半値近くて鮮度をしげしげと眺めたが何時もと変わりない。
久し振りに捌いてみようかなと買い求めた。

結婚するまでは料理をしたことがなくてテキストを見ながら変な物を作っていたが50年主婦している間には一応は人並みになった。
でも独り暮らしになってからはアッと言う間に返上している。

ま 鯛はさして大きい魚ではないから簡単だ。
鱗引きも出刃包丁も出してくることもないと何時もの包丁で鱗をとり、3枚におろしてお刺身にする。
手順通りに手が勝手に動くから不思議だ。
あら煮が好きだから、そちらに身をたっぷり残した気楽なお造りだ。

昔は師走になれば三浦の卸市場で荒巻鮭などやマグロの大きな塊の冷凍(解凍にはコツがある)やその他もろもろをどっさり買い込んだものだ。
京都人間は鱧が大好きだが関東に来て魚屋さんの骨切りの荒っぽさに辟易して自分でするようになった。 
昭和35年頃の話だから今は変っているだろう。

家事失格人間だが料理は創作だし楽しかった。
今は自分だけのためだといい加減な料理で人に供する自信がまったくないが品数と栄養のバランスだけは考える。
先生と約束した減量はあまり捗らないけれど。

いま思い出したが何かの会合で実演してもらった鮟鱇の吊るし切りは豪快だったな。
終戦から数年後の勤め先の忘年会で手作りの河豚鍋は恐ろしくて暫く皆の様子みてから食べた想い出も蘇った。
根が食いしん坊だから今は病気の余波で食べられなくなった珍味のあれこれが懐かしいが、独りで食してもツマラナイ気もする。

人生を考えるセミナーに2013/12/10

雪のような山茶花
「人生振り返り講座」の4回目に出席して来た。
これまでの講演や講座の中でもちょっと異色で興味惹かれることが多く勉強させて貰う。

今回は60代女性のカウンセリングの事例で、悩み事と深刻な症状から抜け出す事が出来た経緯を伺った。
無論仮名でご本人の承諾も得てるとのこと。

一般的には「強迫性障碍」と「心気症」があるが一緒のことも有るらしい。
後者は私にも覚えが有るから彼女がどういうふうにカウンセリングの効果で治ったか他人事でない気がした。

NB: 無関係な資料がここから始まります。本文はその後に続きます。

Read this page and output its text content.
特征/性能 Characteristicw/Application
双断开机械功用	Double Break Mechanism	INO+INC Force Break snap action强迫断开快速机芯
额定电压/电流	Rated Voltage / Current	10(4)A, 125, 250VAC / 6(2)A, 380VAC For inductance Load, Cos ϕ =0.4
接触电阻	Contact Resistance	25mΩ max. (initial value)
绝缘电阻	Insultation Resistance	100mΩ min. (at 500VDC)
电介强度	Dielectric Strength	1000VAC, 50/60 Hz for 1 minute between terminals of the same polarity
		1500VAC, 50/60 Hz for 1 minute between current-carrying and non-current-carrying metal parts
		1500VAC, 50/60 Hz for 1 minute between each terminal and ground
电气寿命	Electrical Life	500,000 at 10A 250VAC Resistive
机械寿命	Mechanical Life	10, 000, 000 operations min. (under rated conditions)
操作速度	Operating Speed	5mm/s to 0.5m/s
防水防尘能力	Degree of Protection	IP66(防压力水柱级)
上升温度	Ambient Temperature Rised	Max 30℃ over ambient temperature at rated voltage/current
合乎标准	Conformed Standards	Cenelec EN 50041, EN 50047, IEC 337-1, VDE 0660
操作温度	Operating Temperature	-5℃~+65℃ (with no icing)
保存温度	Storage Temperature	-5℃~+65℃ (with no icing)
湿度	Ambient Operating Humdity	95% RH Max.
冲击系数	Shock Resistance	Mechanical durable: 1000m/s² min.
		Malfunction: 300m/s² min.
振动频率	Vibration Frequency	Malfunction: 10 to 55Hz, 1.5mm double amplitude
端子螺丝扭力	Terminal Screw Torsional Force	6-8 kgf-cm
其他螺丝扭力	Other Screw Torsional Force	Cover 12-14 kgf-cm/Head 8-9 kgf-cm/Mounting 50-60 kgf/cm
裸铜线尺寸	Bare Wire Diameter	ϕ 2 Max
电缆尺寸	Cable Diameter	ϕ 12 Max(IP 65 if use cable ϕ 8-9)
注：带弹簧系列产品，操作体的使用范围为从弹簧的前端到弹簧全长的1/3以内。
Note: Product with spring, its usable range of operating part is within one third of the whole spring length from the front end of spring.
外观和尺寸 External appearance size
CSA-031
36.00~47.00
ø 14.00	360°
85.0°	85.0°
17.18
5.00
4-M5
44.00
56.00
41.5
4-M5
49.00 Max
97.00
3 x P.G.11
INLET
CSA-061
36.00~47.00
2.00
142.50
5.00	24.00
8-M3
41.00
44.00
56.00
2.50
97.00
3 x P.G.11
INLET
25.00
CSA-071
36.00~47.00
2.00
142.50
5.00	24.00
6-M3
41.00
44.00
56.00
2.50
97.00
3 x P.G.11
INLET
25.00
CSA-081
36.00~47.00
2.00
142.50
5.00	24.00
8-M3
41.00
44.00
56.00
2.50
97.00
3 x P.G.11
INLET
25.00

講師の先生方より年配の、聴講生の方々の意見も活発で面白かった。
戴いたプリントの中に参考文献として
 C.G.ユング 「心理療法論」 みすず書房
    「臨床ユング心理学入門」 PHP新書
が紹介されているから今度書店で覗いてみよう。

プリントに有ったユングの言葉
「人生の自然な終点は 老ではなく叡智である」
そうありたいものだ。

私個人のささやかな経験では子どもの時や若い頃の劣等感、悩みなどなどが肥料になって今の自分を支えてくれてる思いが強い。